One of my all time favorite smoked meats... :drool:



It all began as 10lb brisket... 




Foolish me, I lit my WSM at 3 pm to begin this smoke... :icon_rolleyes:


This smoke took a total of 8 hours and 45 minutes before the pastrami passed the tenderness test( random poking with a toothpick) at an internal temperature of 203. 



After deciding 10 lbs of pastrami was a bit much, I cut the brisket in half and began the brine on Tuesday May 19th. The brine is fairly simple to make using water, kosher salt, sugar, fresh garlic, fresh ginger and a pickling spice mix I tossed together. I covered the brisket with the brine and used a plate to keep it submerged, covered the bucket and placed it into the walk in to brine. I had originally planned on letting it brine for a full 20 days, but after opening the brine bucket this last Tuesday May 26th. I couldn't wait the full 20 days. :icon_eek:








Once removed from the brine, I dried the brisket and placed it in the walk in overnight to continue to dry. I used a rub of toasted, crushed black pepper and coriander and placed the brisket into a 250 smoker. 





After smoking for 2 hours




After 6 hours(and well after dark :th_crybaby2:), just coming to an internal temperature of 190. 

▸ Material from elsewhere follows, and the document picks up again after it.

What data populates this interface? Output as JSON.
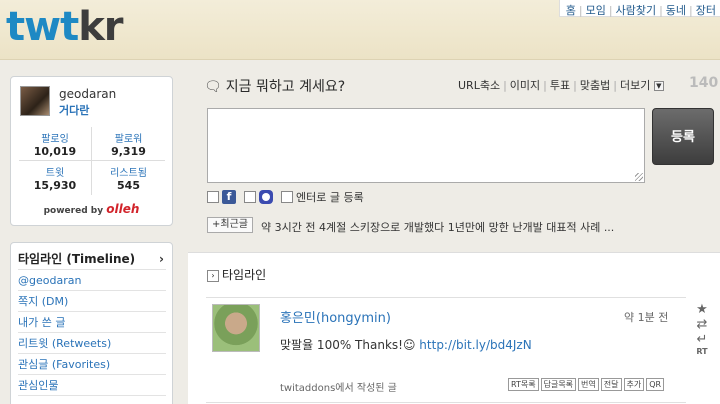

Once the pastrami passed the tenderness test, at an internal temperature of 203, I wrapped it foil and let it rest an hour before taking a sample slice.





Missing a sample segment at 2am... thumb1.gif




Today's brunch, pastrami served with grilled asparagus and smashed potatoes with a spoonful full of the pastrami jus over the top. 




Not sure if you consider finishing a smoke at 2am fun... :icon_redface:




...but the pastrami turned out great and I foresee reubens in my near future... :yahoo:

post #2 of 6

Hi , sfprankster . You posted a fine one . Looks great and glad it turned out so great . the cut portion looks marvelous :drool  :icon_exclaim:


Did you say you took a sample ,  looks more like a sammie size portion. :biggrin:


Again , nice job  .  :points:


As always . . .



post #3 of 6
Thread Starter 

That last one was taken after my gf and I had brunch the next morning. It was so late when it finished, I forgot to take any pics before the knife made its first cut for a sample. 




Today is going to be a reuben type of day around here. 241.png


A nice crusty campagne bread, gruyere, homemade pickled fennel... :rotflmao:







Being able to make my own pastrami was one of the deciding factors to purchase a smoker. Now I'm hooked!

post #4 of 6
Thread Starter 

Down to the last remaining piece of pastrami... :th_crybaby2:



Time to visit one of my favorite sammies, the reuben. :icon_mrgreen:




Thinly sliced pastrami(no slicer at home, just a sharp knife and a little patience :cool: ), emmental cheese, sfprankster's 500 island sauce and raw sauerkraut piled onto an organic pain de campagne bread. 




Since men(nor women) can not live on reuben sammies alone... :icon_rolleyes:


Home fries made from russet potatoes salt, pepper and cooked in unsalted butter.






Reubens served with home fries and grilled zucchini. 





sfprankster's 500 Island Sauce


1/3 tsp mustard powder(or to taste)

2 tbsp organic ketchup

1 tbsp garlic aioli

splash of the juice from the sauerkraut(or pickle juice)


Whisk all ingredients together.




Now I regret not making the whole 10 lb brisket into pastrami... :th_crybaby2:

Edited by sfprankster - 6/7/15 at 1:21pm
post #5 of 6

SFP, That pastrami looks superb !!!!! :points:

post #6 of 6
Thread Starter 
Originally Posted by CrazyMoon View Post

SFP, That pastrami looks superb !!!!! :points:





Problem is...'s all gone. :th_crybaby2: 



I had planned to smoke a couple of pork bellies today, but the plans got interrupted and I will have to wait until tomorrow to smoke my maple bourbon bacon. Not quite the same as pastrami, but it will have to do... :icon_mrgreen: least until can get over to my friends' rach to pickup some more briskets.